En sus colegios de Cuenca, de Latacunga, de Riobamba, de Loja, de Guayaquil y de Ibarra sostenían los jesuitas una clase de Gramática latina, y esas clases eran los únicos establecimientos de Instrucción pública que había fuera de Quito, a fines del siglo decimoctavo, en lo que actualmente es República del Ecuador.

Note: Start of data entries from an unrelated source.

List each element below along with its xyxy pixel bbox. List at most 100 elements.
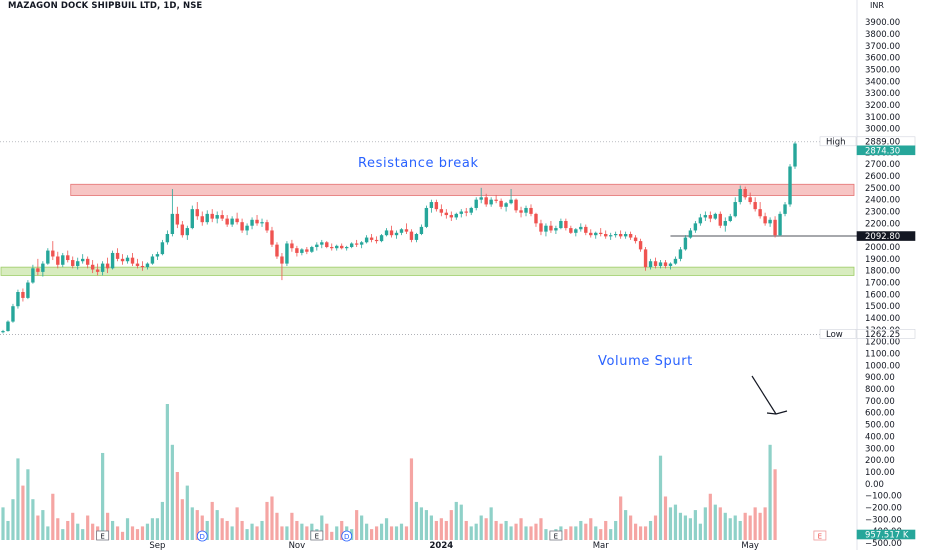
candle-body xyxy=(41,263,45,272)
candle-body xyxy=(71,260,75,266)
candle-body xyxy=(36,268,40,272)
volume-bar xyxy=(210,501,214,540)
volume-bar xyxy=(384,518,389,540)
volume-bar xyxy=(31,499,35,540)
volume-bar xyxy=(374,526,379,540)
volume-bar xyxy=(155,518,160,540)
volume-bar xyxy=(479,515,483,540)
candle-body xyxy=(723,220,727,226)
volume-bar xyxy=(71,512,75,540)
volume-bar xyxy=(300,523,304,540)
volume-bar xyxy=(11,499,15,540)
candle-body xyxy=(340,245,344,249)
volume-bar xyxy=(609,529,613,540)
candle-body xyxy=(708,215,713,219)
volume-bar xyxy=(36,515,40,540)
candle-body xyxy=(793,143,797,167)
price-tick-label: 2400.00 xyxy=(865,196,900,206)
candle-body xyxy=(325,242,329,248)
price-tick-label: 2500.00 xyxy=(865,184,900,194)
volume-bar xyxy=(106,512,110,540)
time-axis-label: Mar xyxy=(593,541,610,550)
volume-bar xyxy=(638,526,643,540)
volume-bar xyxy=(120,531,125,540)
candle-body xyxy=(295,248,299,253)
volume-bar xyxy=(514,523,518,540)
volume-bar xyxy=(389,526,394,540)
volume-bar xyxy=(290,512,294,540)
volume-bar xyxy=(653,515,658,540)
candle-body xyxy=(300,249,304,253)
volume-bar xyxy=(140,526,145,540)
candle-body xyxy=(464,211,468,213)
candle-body xyxy=(489,199,493,205)
candle-body xyxy=(394,232,399,236)
volume-bar xyxy=(230,526,234,540)
volume-bar xyxy=(539,518,543,540)
volume-bar xyxy=(439,518,443,540)
price-tick-label: 3200.00 xyxy=(865,101,900,111)
candle-body xyxy=(330,247,334,249)
volume-bar xyxy=(160,501,164,540)
volume-bar xyxy=(125,518,130,540)
candle-body xyxy=(260,222,264,224)
volume-bar xyxy=(46,526,50,540)
volume-bar xyxy=(409,458,414,540)
candle-body xyxy=(240,222,244,231)
volume-bar xyxy=(634,523,638,540)
candle-body xyxy=(633,237,638,242)
dividend-marker xyxy=(341,530,353,542)
candle-body xyxy=(170,213,175,235)
volume-bar xyxy=(379,523,384,540)
volume-bar xyxy=(180,499,184,540)
candle-body xyxy=(544,225,548,232)
volume-bar xyxy=(544,529,548,540)
candle-body xyxy=(56,256,60,265)
candle-body xyxy=(618,234,623,237)
price-tick-label: −200.00 xyxy=(865,503,902,513)
volume-bar xyxy=(773,469,777,540)
volume-bar xyxy=(469,526,473,540)
volume-bar xyxy=(150,518,155,540)
price-tag-value: 1262.25 xyxy=(865,330,900,340)
volume-bar xyxy=(76,523,80,540)
candle-body xyxy=(21,292,25,298)
price-tick-label: 2700.00 xyxy=(865,160,900,170)
price-tick-label: 900.00 xyxy=(865,373,895,383)
dividend-marker-label: D xyxy=(200,533,205,541)
candle-body xyxy=(210,213,214,219)
volume-bar xyxy=(115,526,120,540)
price-tick-label: 3900.00 xyxy=(865,18,900,28)
volume-bar xyxy=(738,520,742,540)
candle-body xyxy=(31,268,35,283)
candle-body xyxy=(484,197,488,205)
volume-bar xyxy=(360,515,364,540)
candle-body xyxy=(135,263,140,266)
candle-body xyxy=(354,243,359,245)
candle-body xyxy=(1,331,5,333)
candle-body xyxy=(534,213,538,224)
price-tick-label: 300.00 xyxy=(865,444,895,454)
candle-body xyxy=(369,237,374,240)
volume-bar xyxy=(270,496,274,540)
dividend-marker xyxy=(196,530,208,542)
candle-body xyxy=(604,234,608,237)
time-axis-label: May xyxy=(741,541,759,550)
candle-body xyxy=(85,258,90,265)
price-tag-value: 2889.00 xyxy=(865,137,900,147)
annotation-volume-spurt: Volume Spurt xyxy=(598,354,693,369)
candle-body xyxy=(310,247,314,252)
candle-body xyxy=(748,197,752,203)
volume-bar xyxy=(135,529,140,540)
volume-bar xyxy=(688,518,692,540)
volume-bar xyxy=(240,520,244,540)
volume-bar xyxy=(419,507,424,540)
candle-body xyxy=(200,216,204,223)
volume-bar xyxy=(305,526,309,540)
candle-body xyxy=(290,243,294,249)
candle-body xyxy=(364,237,369,243)
volume-bar xyxy=(190,507,194,540)
candle-body xyxy=(165,234,170,243)
candle-body xyxy=(409,231,414,240)
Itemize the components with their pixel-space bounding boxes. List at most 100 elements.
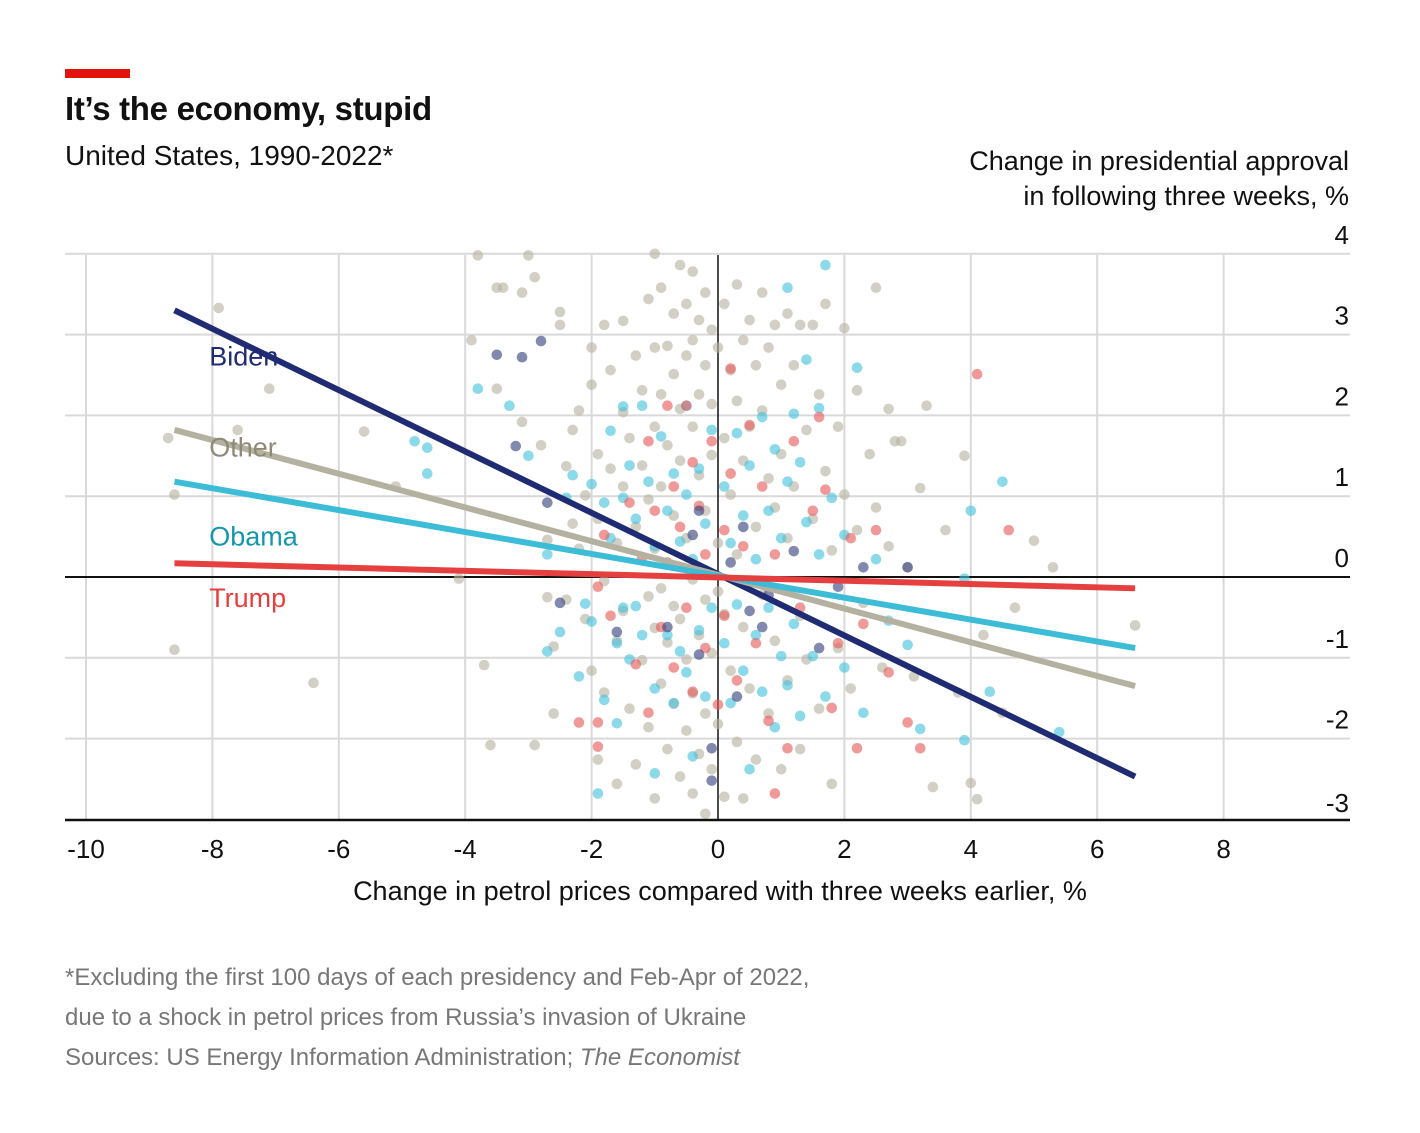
data-point-obama — [782, 476, 793, 487]
data-point-obama — [750, 553, 762, 565]
data-point-other — [731, 736, 743, 748]
data-point-biden — [535, 335, 547, 347]
data-point-trump — [914, 742, 926, 754]
data-point-obama — [997, 476, 1008, 487]
data-point-other — [712, 342, 724, 353]
data-point-obama — [782, 679, 793, 691]
data-point-obama — [649, 768, 661, 779]
data-point-obama — [687, 751, 699, 762]
data-point-obama — [775, 532, 787, 544]
data-point-other — [883, 540, 894, 552]
data-point-other — [573, 405, 585, 416]
data-point-other — [681, 654, 692, 665]
data-point-obama — [984, 686, 996, 698]
data-point-trump — [763, 715, 774, 727]
x-tick-label: -10 — [67, 834, 105, 864]
data-point-obama — [756, 686, 768, 698]
data-point-other — [832, 421, 844, 433]
data-point-obama — [914, 723, 926, 735]
chart-subtitle: United States, 1990-2022* — [65, 140, 394, 171]
data-point-trump — [668, 481, 680, 492]
data-point-other — [687, 421, 699, 433]
y-tick-label: 2 — [1335, 381, 1349, 411]
data-point-obama — [731, 599, 743, 610]
data-point-biden — [902, 562, 913, 573]
data-point-other — [586, 665, 597, 677]
data-point-obama — [700, 518, 711, 529]
data-point-other — [668, 308, 680, 319]
data-point-trump — [592, 741, 604, 752]
data-point-biden — [611, 626, 623, 638]
x-axis-title: Change in petrol prices compared with th… — [353, 876, 1087, 906]
trend-line-biden — [173, 307, 1137, 780]
data-point-other — [516, 416, 528, 428]
data-point-other — [668, 600, 680, 612]
y-tick-label: 4 — [1335, 220, 1349, 250]
data-point-other — [851, 385, 863, 396]
data-point-obama — [554, 626, 566, 638]
data-point-other — [592, 754, 604, 765]
data-point-obama — [421, 468, 433, 479]
data-point-obama — [737, 665, 749, 677]
data-point-other — [598, 319, 610, 331]
sources-prefix: Sources: US Energy Information Administr… — [65, 1044, 580, 1071]
data-point-obama — [668, 468, 680, 479]
x-tick-label: 2 — [837, 834, 851, 864]
data-point-trump — [750, 637, 762, 649]
data-point-other — [548, 708, 559, 719]
data-point-other — [706, 324, 717, 336]
data-point-other — [769, 319, 781, 331]
data-point-trump — [605, 610, 616, 622]
data-point-other — [169, 489, 180, 500]
data-point-obama — [655, 431, 667, 442]
data-point-trump — [592, 581, 604, 592]
data-point-other — [763, 708, 774, 719]
data-point-obama — [775, 650, 787, 662]
data-point-other — [674, 259, 686, 271]
data-point-other — [643, 293, 654, 305]
data-point-other — [516, 287, 528, 298]
y-tick-label: 3 — [1335, 301, 1349, 331]
data-point-trump — [643, 707, 654, 719]
data-point-other — [662, 340, 673, 352]
data-point-other — [763, 342, 774, 353]
data-point-other — [921, 400, 932, 412]
data-point-obama — [782, 282, 793, 294]
data-point-obama — [636, 400, 648, 412]
data-point-trump — [706, 435, 717, 447]
x-tick-label: 6 — [1090, 834, 1104, 864]
data-point-biden — [687, 529, 699, 541]
data-point-other — [782, 308, 793, 319]
data-point-other — [649, 793, 661, 804]
data-point-other — [643, 721, 654, 733]
data-point-other — [630, 759, 642, 770]
data-point-other — [725, 665, 736, 677]
data-point-other — [478, 659, 490, 671]
data-point-other — [586, 342, 597, 353]
data-point-other — [472, 250, 484, 261]
data-point-obama — [744, 460, 755, 471]
data-point-obama — [737, 510, 749, 521]
data-point-trump — [744, 419, 755, 431]
data-point-trump — [1003, 524, 1015, 536]
data-point-other — [611, 778, 623, 790]
data-point-obama — [788, 408, 800, 420]
data-point-other — [693, 314, 705, 326]
data-point-obama — [870, 553, 882, 565]
data-point-other — [839, 489, 850, 500]
data-point-other — [497, 282, 509, 294]
data-point-other — [959, 450, 970, 462]
trend-line-obama — [173, 478, 1136, 652]
data-point-obama — [826, 492, 838, 504]
data-point-obama — [820, 259, 831, 271]
data-point-other — [567, 424, 578, 436]
data-point-trump — [971, 368, 983, 380]
data-point-obama — [681, 667, 692, 678]
trend-line-trump — [174, 560, 1136, 592]
data-point-other — [655, 389, 667, 400]
data-point-other — [643, 591, 654, 602]
data-point-other — [542, 534, 553, 546]
data-point-other — [453, 573, 465, 584]
data-point-obama — [523, 450, 534, 462]
data-point-other — [700, 808, 711, 820]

Honra, que nadie puede disputar a los dominicanos y mérito del padre fray Ignacio de Quesada para con la posteridad, es el haber sido ellos quienes dieron impulso a los estudios con la fundación de las cátedras de Cánones y de Jurisprudencia civil, que hasta entonces no se habían establecido en la capital de la colonia; y muy dignos de reconocimiento son también por debérseles a ellos la idea de la fundación de una cátedra de Medicina en su convictorio de San Fernando. Para poner por obra la fundación de esa cátedra, el padre Quesada y el padre García buscaron fondos y estimularon a un vecino distinguido de Quito, a que cooperara con una considerable suma de dinero para aquel tan loable objeto: la primera idea de establecer en Quito la enseñanza   -29-   de la Medicina se debe a los religiosos de Santo Domingo, y ellos fueron asimismo los primeros en reconocer cuán necesaria era la fundación de cátedras de Matemáticas en los colegios de Quito. De cátedras de Medicina y de Matemáticas hablaba ya el padre Quesada a fines del siglo decimoséptimo, en sus Estatutos del colegio de San Fernando12.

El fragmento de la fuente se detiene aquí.